More and more, companies want to go beyond just labor costs, but the fabric of a place. How do the people think here? Can I find the kind of employees that I need here? Will my company be a good fit here?

The human dimension of a place is intertwined with its culture. It is a worthy of investigation and consideration when a company is making a capital investment. Another question: "Could I see myself living here?"

One more thing: Also on this staff is a Director, Food, Music and Software Tech. Now how cool is that?

Among the Better

Because I live in Dallas, I get to meet economic developers from around the country who come here on a fairly regular basis to call on a cluster of site consultants. (Most of our work at BBA is economic development consulting, but we love helping companies, too.)

This past week, NC Carolina Core came calling. This a fairly new regional marketing group representing 17 economic development organizations that sit in the corridor between Winston-Salem and Fayetteville, NC. Four economic developers from this central NC region hosted a luncheon and spoke about their communities. They were:

Stanhope Kelly, president and CEO of the Piedmont Triad Partnership; Brent Christensen, president and CEO of the Greensboro Chamber of Commerce; Tyler Chafee, vice president of Winston-Salem Business Inc.; and Alyssa Byrd, president of Chatham Econ. Dev. Corp.

Within the region, there are four certified megasites of 7,200 acres, many industrial sites, urban research parks and mixed-use developments. There are also 30 colleges and universities.

I've long viewed this area as being among the better places in the country for manufacturing. The region has a workforce of more than 2 million, and is projected to grow by more than 1 million people during the next 25 years.

What We're Reading

How I Accidentally Wound Up Running an Outlaw Biker Gang in Ohio Cleveland Scene

Hurricane Chasers: An Immigrant Work Force on the Trail of Extreme Weather New York Times

Why Everything is Getting Louder The Atlantic

Tulsa Searches for Graves from 1921 Race Massacre Washington Post

An AI Pioneer Wants His Algorithms to Understand the 'Why' Wired

What’s Lost When a Local Newspaper Withers Bloomberg

The Best You Can Be

Simone Biles became the most decorated female gymnast in history this past week after she took home her 22nd World Championship medal, 16 of them gold. The 22-year-old American, who has been competing since 2010, also won four gold medals at the 2016 Olympics, including the individual all-around.

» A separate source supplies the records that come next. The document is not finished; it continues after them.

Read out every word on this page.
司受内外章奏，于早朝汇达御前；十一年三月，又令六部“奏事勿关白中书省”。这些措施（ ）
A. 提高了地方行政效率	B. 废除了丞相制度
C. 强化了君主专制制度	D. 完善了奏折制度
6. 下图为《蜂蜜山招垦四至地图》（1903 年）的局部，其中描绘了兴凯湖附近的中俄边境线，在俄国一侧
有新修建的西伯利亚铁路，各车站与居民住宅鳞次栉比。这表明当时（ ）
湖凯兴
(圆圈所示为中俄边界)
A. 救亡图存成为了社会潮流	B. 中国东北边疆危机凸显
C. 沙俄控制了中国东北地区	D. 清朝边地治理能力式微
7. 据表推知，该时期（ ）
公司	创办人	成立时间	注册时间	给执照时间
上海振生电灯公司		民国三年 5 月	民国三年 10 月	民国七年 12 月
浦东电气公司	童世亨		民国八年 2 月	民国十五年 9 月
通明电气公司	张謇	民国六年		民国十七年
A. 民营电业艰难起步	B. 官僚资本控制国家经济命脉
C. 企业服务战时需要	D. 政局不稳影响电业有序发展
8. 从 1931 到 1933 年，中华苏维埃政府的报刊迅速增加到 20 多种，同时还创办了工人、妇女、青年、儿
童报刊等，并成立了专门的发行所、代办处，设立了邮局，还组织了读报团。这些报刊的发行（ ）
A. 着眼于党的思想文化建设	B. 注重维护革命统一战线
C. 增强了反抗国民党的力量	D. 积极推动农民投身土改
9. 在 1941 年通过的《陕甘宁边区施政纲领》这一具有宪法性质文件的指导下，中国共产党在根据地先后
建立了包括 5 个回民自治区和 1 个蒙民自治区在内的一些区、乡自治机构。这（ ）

But there is more to Simone than the medals. She has relied on her faith and family to stay focused and positive. The quotes below are from her 2016 autobiography, "Courage to Soar: A Body in Motion, A Life in Balance."

“I was glad to put the whole thing behind me, because I wanted every child, regardless of race, to be able to look at my Worlds win and say, I can dream big too. I wanted them to know that following your dreams—not just in gymnastics, but in everything—shouldn’t have anything to do with the color of your skin. It should only be about finding the discipline and the courage to do the hard work.”


“Just being in competition with other junior elite girls like Katelyn Ohashi and Lexie Priessman pushed me to raise my game. Once, I’d been hesitant to beat these girls because I was afraid they wouldn’t like me if I did. I now understood how wrong that thinking was. Every one of us had worked for years to earn our place in the arena. Competing my hardest in all my events was the highest form of respect I could show to them and to myself.

Besides, as my mom always told me, “Don’t ever compete against someone else, Simone. You don’t go out there to beat another person. You go out there to do your very best. And if your very best means that you win that competition, that’s the way it should be. If your very best means that you come in third or fourth, that’s fine too. As long as you did your best. You don’t go out there grudgingly and think, Oh, I need to beat the person. No, no, no. You go out there and be the best Simone you can be. And whatever that outcome is, we’ll take it.”